新エネルギー・産業技術総合開発機構(NEDO)は、産業技術総合研究所(産総研)の人工知能研究センターが開発した、写真などの実画像を用いずに数式やアルゴリズムなどをもとにAIの画像認識モデル(学習済みモデル)を機械的に生成する画像AI向けモジュール開発コンテストを開催することを発表した。

同コンテストで競われる生成モジュールの基本的な考え方は2022年に産総研が成果発表したもので、学習済みモデルで、画像認識性能のベンチマークに活用されるImageNetの画像データセットを認識させたところ、実画像や人の判断を経た教師ラベルを用いる従来手法と比べ高い精度を実現していることが確認されている。

  • 画像理解AIの概念図

    実画像や人の判断による教師ラベルを必要とせず、数式から生成した教師ラベルで学習された画像理解AIの概念図 (出所:産総研Webサイト)

今回のコンテストは、この研究開発成果を基に、新たな数式によるもの、複数の数式を組み合わせたもの、アルゴリズム的に生成するもの、これらを組み合わせたものなどを新たな発想で開発したモジュールを競うものだとNEDOでは説明しているほか、生成する画像を増やした時に、認識性能が向上する(特徴量空間の網羅性が向上する)仕組みを含んだ画像生成手法とすることが求められるともしている。

開発されたモジュールはHPO(Hyperparameter Optimization)ライブラリ「aiaccel」で動作するように開発することが求められ、その評価は産総研のスーパーコンピュータ(スパコン)「ABCI(AI Bridging Cloud Infrastructure)」を用いて行われる予定となっている。また、評価自体は、提出されたモジュールで作成した事前学習モデルを他のデータセットに適用した場合でも、高い識別率を実現するかどうかが基準になるとしている。

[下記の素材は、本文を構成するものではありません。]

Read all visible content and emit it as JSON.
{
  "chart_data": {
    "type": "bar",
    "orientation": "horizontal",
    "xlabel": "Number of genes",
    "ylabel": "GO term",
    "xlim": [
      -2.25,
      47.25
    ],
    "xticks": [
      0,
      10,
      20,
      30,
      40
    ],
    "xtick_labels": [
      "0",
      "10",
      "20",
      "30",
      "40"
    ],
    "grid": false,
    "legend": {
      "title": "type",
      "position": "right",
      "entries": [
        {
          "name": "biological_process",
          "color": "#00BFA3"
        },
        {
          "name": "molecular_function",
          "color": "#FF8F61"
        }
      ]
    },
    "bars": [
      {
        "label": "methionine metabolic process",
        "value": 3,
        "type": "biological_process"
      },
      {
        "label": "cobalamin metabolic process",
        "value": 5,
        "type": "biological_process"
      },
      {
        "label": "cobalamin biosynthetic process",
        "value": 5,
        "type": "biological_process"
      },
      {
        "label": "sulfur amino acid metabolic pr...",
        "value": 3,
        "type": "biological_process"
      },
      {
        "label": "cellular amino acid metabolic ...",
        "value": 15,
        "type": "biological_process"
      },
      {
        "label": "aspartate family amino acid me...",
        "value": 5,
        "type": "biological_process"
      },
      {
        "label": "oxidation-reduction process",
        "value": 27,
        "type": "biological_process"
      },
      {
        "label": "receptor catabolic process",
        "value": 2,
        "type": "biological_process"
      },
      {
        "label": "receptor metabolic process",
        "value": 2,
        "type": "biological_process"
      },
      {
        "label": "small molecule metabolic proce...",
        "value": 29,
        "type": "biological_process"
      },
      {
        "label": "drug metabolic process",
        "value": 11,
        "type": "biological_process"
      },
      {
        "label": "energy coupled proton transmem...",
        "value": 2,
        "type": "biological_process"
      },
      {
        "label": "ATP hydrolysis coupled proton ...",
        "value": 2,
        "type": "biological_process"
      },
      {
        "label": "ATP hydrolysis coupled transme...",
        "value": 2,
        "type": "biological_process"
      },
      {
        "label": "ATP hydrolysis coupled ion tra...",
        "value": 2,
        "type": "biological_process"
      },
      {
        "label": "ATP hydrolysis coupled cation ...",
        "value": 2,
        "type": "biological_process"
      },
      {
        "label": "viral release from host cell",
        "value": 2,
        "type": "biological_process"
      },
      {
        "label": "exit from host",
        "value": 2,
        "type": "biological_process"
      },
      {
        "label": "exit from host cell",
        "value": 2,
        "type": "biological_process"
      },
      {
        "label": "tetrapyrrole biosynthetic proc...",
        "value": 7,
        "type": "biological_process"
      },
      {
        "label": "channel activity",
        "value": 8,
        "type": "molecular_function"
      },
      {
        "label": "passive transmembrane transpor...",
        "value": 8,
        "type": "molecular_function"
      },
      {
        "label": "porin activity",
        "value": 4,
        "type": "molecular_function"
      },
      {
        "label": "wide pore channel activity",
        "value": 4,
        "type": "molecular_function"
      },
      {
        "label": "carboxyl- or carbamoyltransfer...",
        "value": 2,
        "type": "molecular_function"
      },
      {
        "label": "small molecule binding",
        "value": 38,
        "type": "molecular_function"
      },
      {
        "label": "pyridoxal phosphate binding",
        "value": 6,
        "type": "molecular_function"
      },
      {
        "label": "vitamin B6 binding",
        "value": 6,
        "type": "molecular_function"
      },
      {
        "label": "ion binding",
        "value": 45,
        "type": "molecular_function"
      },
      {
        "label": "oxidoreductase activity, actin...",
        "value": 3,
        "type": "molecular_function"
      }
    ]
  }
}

今回のコンテストの運営はNEDOからの委託によりSIGNATEが担当。7月18日時点ではNEDOならびにSIGNATEのWebサイト上に詳細なスケジュールを公開する予定としており、参加申し込み方法についてはSIGNATEのWebサイト上に公開予定としている。

コンテストは予選と本戦の2段階で行われ、それぞれ2.5カ月を予定。予選では、100クラス程度で評価し、上位10チーム程度が本戦への参加資格を獲得。本選では、1000クラス程度で評価が行われ、定量評価と定性評価それぞれで上位チームに賞金が与えられる。定量評価は精度をプログラムで評価し、上位3チームに120万円、100万円、80万円が授与される。一方の定性評価は、アルゴリズムの斬新さなどを、説明資料に基づき評価、上位2チームにそれぞれ50万円が授与される予定となっている。 なお、開発されたモジュールは原則としてソースコードを公開することが求められるとしている。また、経済産業省(経産省)、NEDO、産総研の3者は、こうしたコンテストの実施を通じて、産総研開発の独自画像AIソフトの発展と普及を支援する環境づくりを進めていく模様である。